Cirrus clouds hover high above a solitary oak tree on a ridge in the U.K.
Travelpix Ltd/Photographer's Choice/Getty Images

Whether they look like layers of white frosting or wisps of cotton candy, clouds with similar shapes can form in many regions of the atmosphere. Here's a run-down:

High-level clouds

High-level clouds are typically prefixed by "cirro" and may include cirrus, cirrocumulus and cirrostratus clouds. The latter may cover the sky with a milky blanket, still allowing some weak sunlight and moonlight to filter through. Cirrostratus clouds may be such a thin layer that they're only detectable by the halo they cast around the sun or moon. Cirrocumulus clouds usually create patterns of patchy cotton balls high in the sky. They may also form in bands, creating a wavy appearance. Cirrus clouds appear as white, delicate, wispy stripes or fans that often curve with the wind, which can be useful in determining air patterns. The bottoms of high-level clouds generally begin at altitudes between 6 to 12 kilometers (20,000 - 40,000 feet) above Earth's surface [source: Levine].

Mid-level clouds

Mid-level clouds are usually prefixed by "alto" and include altocumulus and altostratus clouds. Altocumulus clouds either appear as sheets of little round clouds or as parallel stripes of clouds. Though similar to cirrocumulus clouds, altocumulus clouds form at lower altitudes and feature shading on their textured surfaces. Altostratus clouds usually consist of a solid, thick layer of clouds that don't let in enough sunlight to penetrate to the ground to let shadows form. The bottoms of mid-level clouds usually begin around 2 to 6 kilometers (6,500 - 20,000 feet) above the ground [source: Levine].

Low-level clouds

The bottoms of low-level clouds typically reside below altitudes of two kilometers (6,500 feet) and may include cumulus, stratocumulus and stratus clouds [source: ­Tarbuck]. Stratus clouds give the sky an overcast appearance and can resemble fog. Fair-weather cumulus clouds are the large fluffy, clouds often seen on bright blue days, with distinct edges that resemble different shapes. Stratocumulus clouds are low and lumpy, usually with frequent gaps where sunlight or moonlight shines through. These clouds can be diffused over wider distances, resembling regular cumulus cloud with less-defined edges.

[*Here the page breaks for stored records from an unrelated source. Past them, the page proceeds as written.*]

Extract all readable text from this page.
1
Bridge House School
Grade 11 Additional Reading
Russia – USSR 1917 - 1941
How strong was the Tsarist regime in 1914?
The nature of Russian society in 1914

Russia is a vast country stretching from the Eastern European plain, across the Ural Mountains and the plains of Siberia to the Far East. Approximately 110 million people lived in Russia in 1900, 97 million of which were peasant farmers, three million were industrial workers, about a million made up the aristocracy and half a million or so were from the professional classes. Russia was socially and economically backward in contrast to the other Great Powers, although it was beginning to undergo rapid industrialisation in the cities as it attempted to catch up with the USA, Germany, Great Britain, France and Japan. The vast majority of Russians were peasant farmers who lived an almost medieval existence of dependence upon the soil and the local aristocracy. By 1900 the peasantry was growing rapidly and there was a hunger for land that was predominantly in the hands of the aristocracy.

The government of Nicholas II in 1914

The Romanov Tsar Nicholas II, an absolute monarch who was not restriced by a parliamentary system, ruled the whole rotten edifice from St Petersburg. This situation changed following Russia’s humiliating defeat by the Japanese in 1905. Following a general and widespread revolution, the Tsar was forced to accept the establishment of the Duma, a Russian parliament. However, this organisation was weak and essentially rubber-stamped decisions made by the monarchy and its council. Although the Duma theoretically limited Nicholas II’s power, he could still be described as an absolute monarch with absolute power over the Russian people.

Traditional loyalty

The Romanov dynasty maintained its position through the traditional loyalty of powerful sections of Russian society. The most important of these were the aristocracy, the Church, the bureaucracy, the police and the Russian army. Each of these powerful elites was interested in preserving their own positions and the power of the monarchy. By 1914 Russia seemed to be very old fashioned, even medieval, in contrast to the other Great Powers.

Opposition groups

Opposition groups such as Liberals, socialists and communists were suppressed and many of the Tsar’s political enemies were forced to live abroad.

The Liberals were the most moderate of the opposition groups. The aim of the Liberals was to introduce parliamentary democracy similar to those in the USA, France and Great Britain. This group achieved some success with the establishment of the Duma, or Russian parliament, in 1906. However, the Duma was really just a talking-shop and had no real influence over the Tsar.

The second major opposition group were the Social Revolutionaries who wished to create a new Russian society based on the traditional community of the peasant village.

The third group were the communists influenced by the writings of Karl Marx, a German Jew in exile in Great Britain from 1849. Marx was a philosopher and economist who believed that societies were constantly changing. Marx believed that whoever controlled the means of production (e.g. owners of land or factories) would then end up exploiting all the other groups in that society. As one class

Cumulonimbus clouds, like these above French Polynesian waters, may mean rain is on the way.
Jeff Foott/Discovery Channel Images/Getty Images

Vertically-developed clouds

Also called multi-layer clouds, this category can include nimbostratus clouds (dark and low-hanging) and cumulonimbus clouds (large and associated with thunderstorms). Some people consider nimbostratus clouds low-level clouds, but because their height can creep well into in the mid-level range, we've included them in this category.